2. Pembuatan isovaleric anhydride: Reaksi isoamyl alcohol dengan zat pengoksidasi (seperti oksigen atau hidrogen peroksida) untuk menghasilkan isovaleric anhydride yang sesuai.
3. Sintesis Gabapentin: reaksikan -alanin dengan anhidrida isovalerik untuk menghasilkan Gabapentin. Reaksi biasanya dilakukan dalam pelarut organik, dan kemudian produk Gabapentin dengan kemurnian lebih tinggi diperoleh dengan metode kristalisasi atau pemurnian lainnya.
Di atas adalah gambaran singkat metode sintesis Gabapentin. Perhatikan bahwa perincian operasional tertentu, kondisi reaksi, dan metode pemurnian dapat bervariasi tergantung pada kebutuhan laboratorium dan tujuan penelitian.
Gabapentin (nama kimia: 1-(aminomethyl)cyclohexaneacetic acid) adalah senyawa yang terdiri dari asam aminomethylcyclohexaneacetic.
1. Rumus molekul dan berat molekul: Rumus molekul Gabapentin adalah C9H17NO2, dan massa molar yang sesuai adalah 171,24 g/mol. Molekul terdiri dari unsur-unsur seperti karbon (C), hidrogen (H), nitrogen (N) dan oksigen (O).
2. Fitur struktural: Fitur struktural Gabapentin adalah cincin beranggota enam (cincin sikloheksana) terhubung ke gugus aminometil (-CH2NH2). Ada substituen (-COOH) pada cincin sikloheksana, yang merupakan gugus karboksil. Struktur ini membuat Gabapentin menunjukkan sifat khusus sikloalkana dan aminometil.

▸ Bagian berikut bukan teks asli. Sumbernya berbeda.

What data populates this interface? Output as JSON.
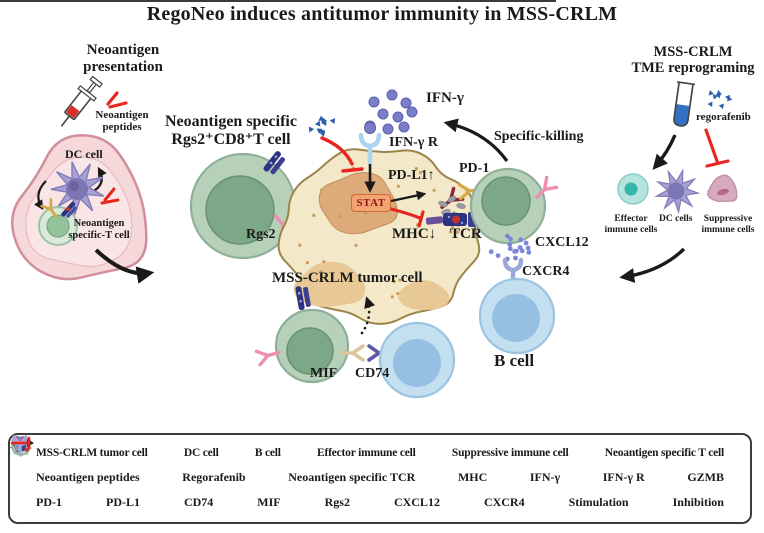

3. Analisis gugus fungsi: Melalui analisis gugus fungsi dari struktur Gabapentin, gugus fungsi yang berbeda dapat ditemukan, termasuk gugus asam (-COOH) dan gugus amino (-NH2). Gugus fungsi ini memainkan peran penting dalam aktivitas farmakologis dan reaksi kimia Gabapentin.

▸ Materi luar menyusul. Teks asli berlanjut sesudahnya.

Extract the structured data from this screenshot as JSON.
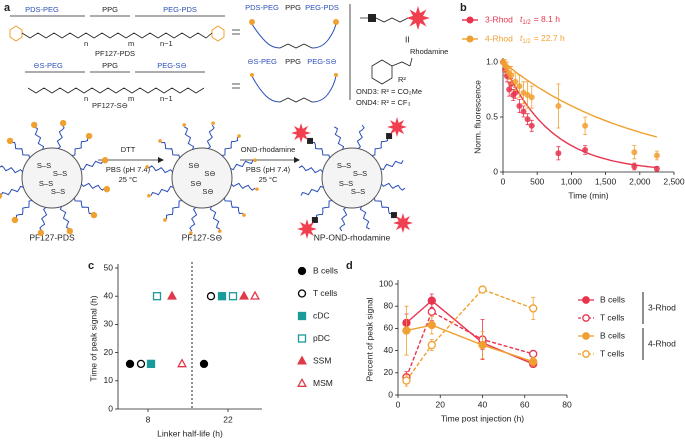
{
  "panel_labels": [
    "a",
    "b",
    "c",
    "d"
  ],
  "diagram": {
    "top_polymer": {
      "segments": [
        "PDS-PEG",
        "PPG",
        "PEG-PDS"
      ],
      "subscripts": [
        "n",
        "m",
        "n−1"
      ],
      "name": "PF127-PDS"
    },
    "bottom_polymer": {
      "segments": [
        "⊖S-PEG",
        "PPG",
        "PEG-S⊖"
      ],
      "subscripts": [
        "n",
        "m",
        "n−1"
      ],
      "name": "PF127-S⊖"
    },
    "top_schematic": [
      "PDS-PEG",
      "PPG",
      "PEG-PDS"
    ],
    "bottom_schematic": [
      "⊖S-PEG",
      "PPG",
      "PEG-S⊖"
    ],
    "probe": {
      "number": "II",
      "rhodamine": "Rhodamine",
      "r2": "R²",
      "ond3": "OND3: R² = CO₂Me",
      "ond4": "OND4: R² = CF₃"
    },
    "step1": {
      "reagent": "DTT",
      "buffer": "PBS (pH 7.4)",
      "temp": "25 °C"
    },
    "step2": {
      "reagent": "OND-rhodamine",
      "buffer": "PBS (pH 7.4)",
      "temp": "25 °C"
    },
    "core_labels": [
      "S–S",
      "S⊖"
    ],
    "particles": [
      "PF127-PDS",
      "PF127-S⊖",
      "NP-OND-rhodamine"
    ]
  },
  "chart_data": [
    {
      "type": "scatter",
      "x_label": "Time (min)",
      "y_label": "Norm. fluorescence",
      "xlim": [
        0,
        2500
      ],
      "xticks": [
        0,
        500,
        {
          "value": 1000,
          "label": "1,000"
        },
        {
          "value": 1500,
          "label": "1,500"
        },
        {
          "value": 2000,
          "label": "2,000"
        },
        {
          "value": 2500,
          "label": "2,500"
        }
      ],
      "ylim": [
        0,
        1
      ],
      "yticks": [
        0,
        0.5,
        {
          "value": 1,
          "label": "1.0"
        }
      ],
      "half_life_symbol": {
        "base": "t",
        "sub": "1/2"
      },
      "series": [
        {
          "name": "3-Rhod",
          "color": "#e8344e",
          "half_life": 8.1,
          "half_life_label": "= 8.1 h",
          "x": [
            0,
            30,
            60,
            90,
            120,
            150,
            180,
            240,
            300,
            360,
            420,
            810,
            1200,
            1920,
            2250
          ],
          "values": [
            1.0,
            0.93,
            0.87,
            0.75,
            0.8,
            0.7,
            0.72,
            0.6,
            0.55,
            0.48,
            0.42,
            0.17,
            0.2,
            0.05,
            0.03
          ],
          "errors": [
            0.02,
            0.05,
            0.05,
            0.06,
            0.05,
            0.05,
            0.05,
            0.06,
            0.05,
            0.05,
            0.05,
            0.06,
            0.04,
            0.03,
            0.02
          ]
        },
        {
          "name": "4-Rhod",
          "color": "#f0a030",
          "half_life": 22.7,
          "half_life_label": "= 22.7 h",
          "x": [
            0,
            30,
            60,
            90,
            120,
            180,
            240,
            300,
            360,
            420,
            810,
            1200,
            1920,
            2250
          ],
          "values": [
            1.0,
            0.97,
            0.95,
            0.9,
            0.88,
            0.82,
            0.78,
            0.72,
            0.7,
            0.68,
            0.6,
            0.42,
            0.18,
            0.15
          ],
          "errors": [
            0.02,
            0.05,
            0.05,
            0.06,
            0.08,
            0.08,
            0.1,
            0.1,
            0.12,
            0.1,
            0.2,
            0.08,
            0.06,
            0.04
          ]
        }
      ]
    },
    {
      "type": "scatter",
      "x_label": "Linker half-life (h)",
      "y_label": "Time of peak signal (h)",
      "categories": [
        "8",
        "22"
      ],
      "ylim": [
        0,
        50
      ],
      "yticks": [
        0,
        10,
        20,
        30,
        40,
        50
      ],
      "series": [
        {
          "name": "B cells",
          "color": "#000000",
          "marker": "circle",
          "filled": true,
          "values": [
            16,
            16
          ]
        },
        {
          "name": "T cells",
          "color": "#000000",
          "marker": "circle",
          "filled": false,
          "values": [
            16,
            40
          ]
        },
        {
          "name": "cDC",
          "color": "#1a9a9a",
          "marker": "square",
          "filled": true,
          "values": [
            16,
            40
          ]
        },
        {
          "name": "pDC",
          "color": "#1a9a9a",
          "marker": "square",
          "filled": false,
          "values": [
            40,
            40
          ]
        },
        {
          "name": "SSM",
          "color": "#e03a4a",
          "marker": "triangle",
          "filled": true,
          "values": [
            40,
            40
          ]
        },
        {
          "name": "MSM",
          "color": "#e03a4a",
          "marker": "triangle",
          "filled": false,
          "values": [
            16,
            40
          ]
        }
      ]
    },
    {
      "type": "line",
      "x_label": "Time post injection (h)",
      "y_label": "Percent of peak signal",
      "x": [
        4,
        16,
        40,
        64
      ],
      "xlim": [
        0,
        80
      ],
      "xticks": [
        0,
        20,
        40,
        60,
        80
      ],
      "ylim": [
        0,
        100
      ],
      "yticks": [
        0,
        20,
        40,
        60,
        80,
        100
      ],
      "groups": [
        {
          "name": "3-Rhod",
          "series": [
            {
              "name": "B cells",
              "color": "#e8344e",
              "filled": true,
              "dashed": false,
              "values": [
                65,
                85,
                47,
                28
              ],
              "errors": [
                8,
                6,
                6,
                3
              ]
            },
            {
              "name": "T cells",
              "color": "#e8344e",
              "filled": false,
              "dashed": true,
              "values": [
                16,
                75,
                50,
                37
              ],
              "errors": [
                5,
                8,
                18,
                3
              ]
            }
          ]
        },
        {
          "name": "4-Rhod",
          "series": [
            {
              "name": "B cells",
              "color": "#f0a030",
              "filled": true,
              "dashed": false,
              "values": [
                58,
                63,
                45,
                30
              ],
              "errors": [
                22,
                8,
                12,
                4
              ]
            },
            {
              "name": "T cells",
              "color": "#f0a030",
              "filled": false,
              "dashed": true,
              "values": [
                13,
                45,
                95,
                78
              ],
              "errors": [
                5,
                5,
                3,
                10
              ]
            }
          ]
        }
      ]
    }
  ]
}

4. Pusat kiral: Gabapentin mengandung pusat kiral, yaitu empat gugus berbeda yang terhubung ke satu atom karbon. Menurut susunan spasial substituen pada karbon, Gabapentin ada dalam dua stereoisomer (R) dan (S). Keberadaan isomer kiral dapat menyebabkan perbedaan farmakologi, metabolisme dan toksisitas Gabapentin in vivo.
5. Ionicity: Gabapentin dalam keadaan bebas ion dalam kondisi netral, tetapi dalam kondisi asam, gugus karboksil (-COOH) akan kehilangan proton dan menjadi anion (-COO-), membentuk bentuk garam.
6. Konformasi spasial molekuler: Struktur cincin beranggota enam Gabapentin membuatnya memiliki konformasi spasial yang berbeda. Ini mungkin berimplikasi pada aktivitas farmasi dan interaksinya dengan molekul lain.
7. Struktur tiga dimensi: Struktur tiga dimensi Gabapentin dapat diprediksi dengan metode kimia komputasi (seperti perhitungan mekanika kuantum atau metode simulasi molekuler). Ini membantu mempelajari lebih lanjut mekanisme interaksi Gabapentin dengan reseptor atau molekul lain.